Свобода слова и дела после уничтожения несносных оков, она ведь на самый короткий срок, ну а затем все гайки государственного аппарата вновь же окажутся, намертво приварены, и всякая мысль о своем личном волеизъявлении станет тогда сущей крамолой и неизменной ересью, всецело противопоставляющей себя всему нашему сколь извечно светлому вероучению.
Однако весьма многие представители российской интеллигенции всего этого и вправду тогда так и не поняли, поскольку делать подобные выводы обо всей той былой своей истории вовсе-то не их, болезных, безнадежно же поистине во всем правое дело.

Им ведь и впрямь до чего непременно разом потребуется, чтобы все, значится, как есть, именно же возникло на редкость попросту совсем вот однозначно само по себе полностью автоматически.
Причем фактически в единый миг, разом зародившись, как раз уж именно всецело так именно подобным путем, оно всенепременно и будет, куда чище, выше и справедливее.
И главное - это до чего и впрямь самое же насупленное мнение абсолютного большинства.
У автора вообще сложилось именно этакое, пусть и довольно субъективное мнение, что и Льва Толстого попросту совсем унесло рекой буквально-то всеобщих предрассудков, а потому он самым тщательнейшим образом, безусловно, и впрямь до чего своекорыстно скрывал все свои доподлинно искренние взгляды на данный более чем вполне ведь насущно осмысленный счет.
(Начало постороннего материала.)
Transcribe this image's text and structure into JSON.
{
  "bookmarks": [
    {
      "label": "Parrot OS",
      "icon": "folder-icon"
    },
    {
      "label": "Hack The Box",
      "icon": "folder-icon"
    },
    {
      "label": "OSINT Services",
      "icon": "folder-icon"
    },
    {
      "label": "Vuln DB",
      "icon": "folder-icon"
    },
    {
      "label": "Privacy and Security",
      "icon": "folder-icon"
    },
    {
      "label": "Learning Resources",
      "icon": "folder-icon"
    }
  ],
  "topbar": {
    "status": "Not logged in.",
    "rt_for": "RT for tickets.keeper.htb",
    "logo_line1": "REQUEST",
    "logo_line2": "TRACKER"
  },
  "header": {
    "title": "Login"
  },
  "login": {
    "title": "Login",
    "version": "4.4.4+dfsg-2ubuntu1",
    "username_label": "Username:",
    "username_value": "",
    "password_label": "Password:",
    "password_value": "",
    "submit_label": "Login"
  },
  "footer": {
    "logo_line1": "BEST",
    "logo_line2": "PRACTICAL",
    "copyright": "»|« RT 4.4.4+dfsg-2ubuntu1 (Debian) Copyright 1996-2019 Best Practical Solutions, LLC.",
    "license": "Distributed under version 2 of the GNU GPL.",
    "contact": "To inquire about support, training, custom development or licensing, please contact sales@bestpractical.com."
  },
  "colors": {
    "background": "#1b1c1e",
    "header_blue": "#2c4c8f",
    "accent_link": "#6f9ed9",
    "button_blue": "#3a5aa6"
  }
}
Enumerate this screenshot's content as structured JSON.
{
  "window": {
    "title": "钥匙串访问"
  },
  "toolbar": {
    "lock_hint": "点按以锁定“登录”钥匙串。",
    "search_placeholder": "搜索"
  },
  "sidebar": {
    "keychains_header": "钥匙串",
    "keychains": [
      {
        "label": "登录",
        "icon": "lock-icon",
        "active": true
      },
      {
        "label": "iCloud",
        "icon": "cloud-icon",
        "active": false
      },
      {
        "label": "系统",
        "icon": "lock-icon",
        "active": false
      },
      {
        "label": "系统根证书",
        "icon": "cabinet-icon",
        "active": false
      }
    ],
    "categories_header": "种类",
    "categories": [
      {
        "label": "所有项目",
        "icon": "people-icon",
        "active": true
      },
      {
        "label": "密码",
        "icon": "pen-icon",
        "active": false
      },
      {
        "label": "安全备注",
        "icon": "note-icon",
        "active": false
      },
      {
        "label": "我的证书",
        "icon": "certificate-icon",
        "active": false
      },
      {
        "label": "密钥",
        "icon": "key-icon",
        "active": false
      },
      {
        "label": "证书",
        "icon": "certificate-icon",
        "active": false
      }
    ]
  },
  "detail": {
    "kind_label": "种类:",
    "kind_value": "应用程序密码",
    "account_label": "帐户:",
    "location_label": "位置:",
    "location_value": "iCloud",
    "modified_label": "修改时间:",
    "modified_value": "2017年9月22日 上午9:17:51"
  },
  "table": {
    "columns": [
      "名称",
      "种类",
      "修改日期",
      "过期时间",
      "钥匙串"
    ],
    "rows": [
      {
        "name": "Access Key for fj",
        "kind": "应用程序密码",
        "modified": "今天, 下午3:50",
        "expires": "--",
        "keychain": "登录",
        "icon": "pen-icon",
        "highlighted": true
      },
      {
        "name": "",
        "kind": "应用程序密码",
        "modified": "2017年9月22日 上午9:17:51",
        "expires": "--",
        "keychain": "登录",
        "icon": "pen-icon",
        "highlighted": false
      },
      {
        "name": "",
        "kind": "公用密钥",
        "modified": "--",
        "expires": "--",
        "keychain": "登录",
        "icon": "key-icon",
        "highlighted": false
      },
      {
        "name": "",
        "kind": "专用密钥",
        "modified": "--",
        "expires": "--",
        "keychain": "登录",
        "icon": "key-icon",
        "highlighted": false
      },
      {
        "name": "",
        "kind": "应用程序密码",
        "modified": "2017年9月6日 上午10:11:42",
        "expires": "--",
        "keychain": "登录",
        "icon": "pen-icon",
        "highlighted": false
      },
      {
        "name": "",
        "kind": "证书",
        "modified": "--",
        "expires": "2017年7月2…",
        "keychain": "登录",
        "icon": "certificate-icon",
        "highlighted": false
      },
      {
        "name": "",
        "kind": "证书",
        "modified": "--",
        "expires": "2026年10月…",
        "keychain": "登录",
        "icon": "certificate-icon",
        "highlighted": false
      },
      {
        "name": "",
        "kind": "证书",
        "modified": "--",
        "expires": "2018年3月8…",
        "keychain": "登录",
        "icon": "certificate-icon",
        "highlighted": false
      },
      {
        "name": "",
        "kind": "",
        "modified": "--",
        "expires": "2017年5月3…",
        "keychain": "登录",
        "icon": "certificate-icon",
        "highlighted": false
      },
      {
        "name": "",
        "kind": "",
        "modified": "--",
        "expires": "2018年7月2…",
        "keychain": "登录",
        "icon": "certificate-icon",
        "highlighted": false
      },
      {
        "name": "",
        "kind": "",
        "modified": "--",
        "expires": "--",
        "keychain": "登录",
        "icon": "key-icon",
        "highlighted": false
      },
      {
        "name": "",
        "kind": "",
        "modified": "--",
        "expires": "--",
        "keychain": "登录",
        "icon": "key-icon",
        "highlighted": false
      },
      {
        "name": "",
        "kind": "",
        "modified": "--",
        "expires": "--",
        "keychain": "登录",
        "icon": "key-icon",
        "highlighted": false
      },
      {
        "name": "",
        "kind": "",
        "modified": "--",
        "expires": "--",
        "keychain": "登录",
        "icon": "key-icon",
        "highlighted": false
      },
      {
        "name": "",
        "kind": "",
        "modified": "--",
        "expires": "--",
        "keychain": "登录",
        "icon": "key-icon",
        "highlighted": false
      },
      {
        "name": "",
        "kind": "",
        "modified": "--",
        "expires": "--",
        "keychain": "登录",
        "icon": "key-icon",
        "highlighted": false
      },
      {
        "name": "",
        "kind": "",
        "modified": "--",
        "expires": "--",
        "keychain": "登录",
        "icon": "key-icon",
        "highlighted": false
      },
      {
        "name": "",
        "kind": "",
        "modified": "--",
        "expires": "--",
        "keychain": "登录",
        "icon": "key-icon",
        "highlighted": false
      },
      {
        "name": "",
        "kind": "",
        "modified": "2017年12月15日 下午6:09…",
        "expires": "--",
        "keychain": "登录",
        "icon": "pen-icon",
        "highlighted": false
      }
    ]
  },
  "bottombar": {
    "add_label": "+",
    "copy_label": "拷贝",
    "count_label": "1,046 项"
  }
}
Естественный ум этого великого классика кое-где явно проступает сквозь сущую тьму диких суеверий, да только надо бы сразу оговориться, что уж, скорее всего ему было до чего на редкость всецело важнее на деле являться популярным писателем, нежели чем действительно быть вовсе никак не в меру (среди невежд) зрелым мыслителем.
И, кстати, это как раз-таки чьи-то скверные и приторно слащавые восхваления и могли полностью уж окончательно убить в нем всякий тот весьма же естественный для всякого развитого интеллекта довольно-то вполне обыденный здравый смысл.
Да и воевать за всякую мелкую житейскую правду, ему явно и близко до чего еще искренне попросту совсем вот никогда не желалось.
Надо бы помнить, что от всего того никак не в меру оголтелого критиканства можно было заработать разве что одни большие шишки, а вовсе-то не большое уважение как и тот донельзя величественный так и проникающий затем во все уголки чьей-либо светлой души бесподобный почет.
Да и к тому же сколь невероятно «гигантская волна всеобщих общественных настроений» того истинно великого писателя Льва Толстого точно как-никак попросту подхватила да и понесла в сторону брега нежно сладких мечтаний…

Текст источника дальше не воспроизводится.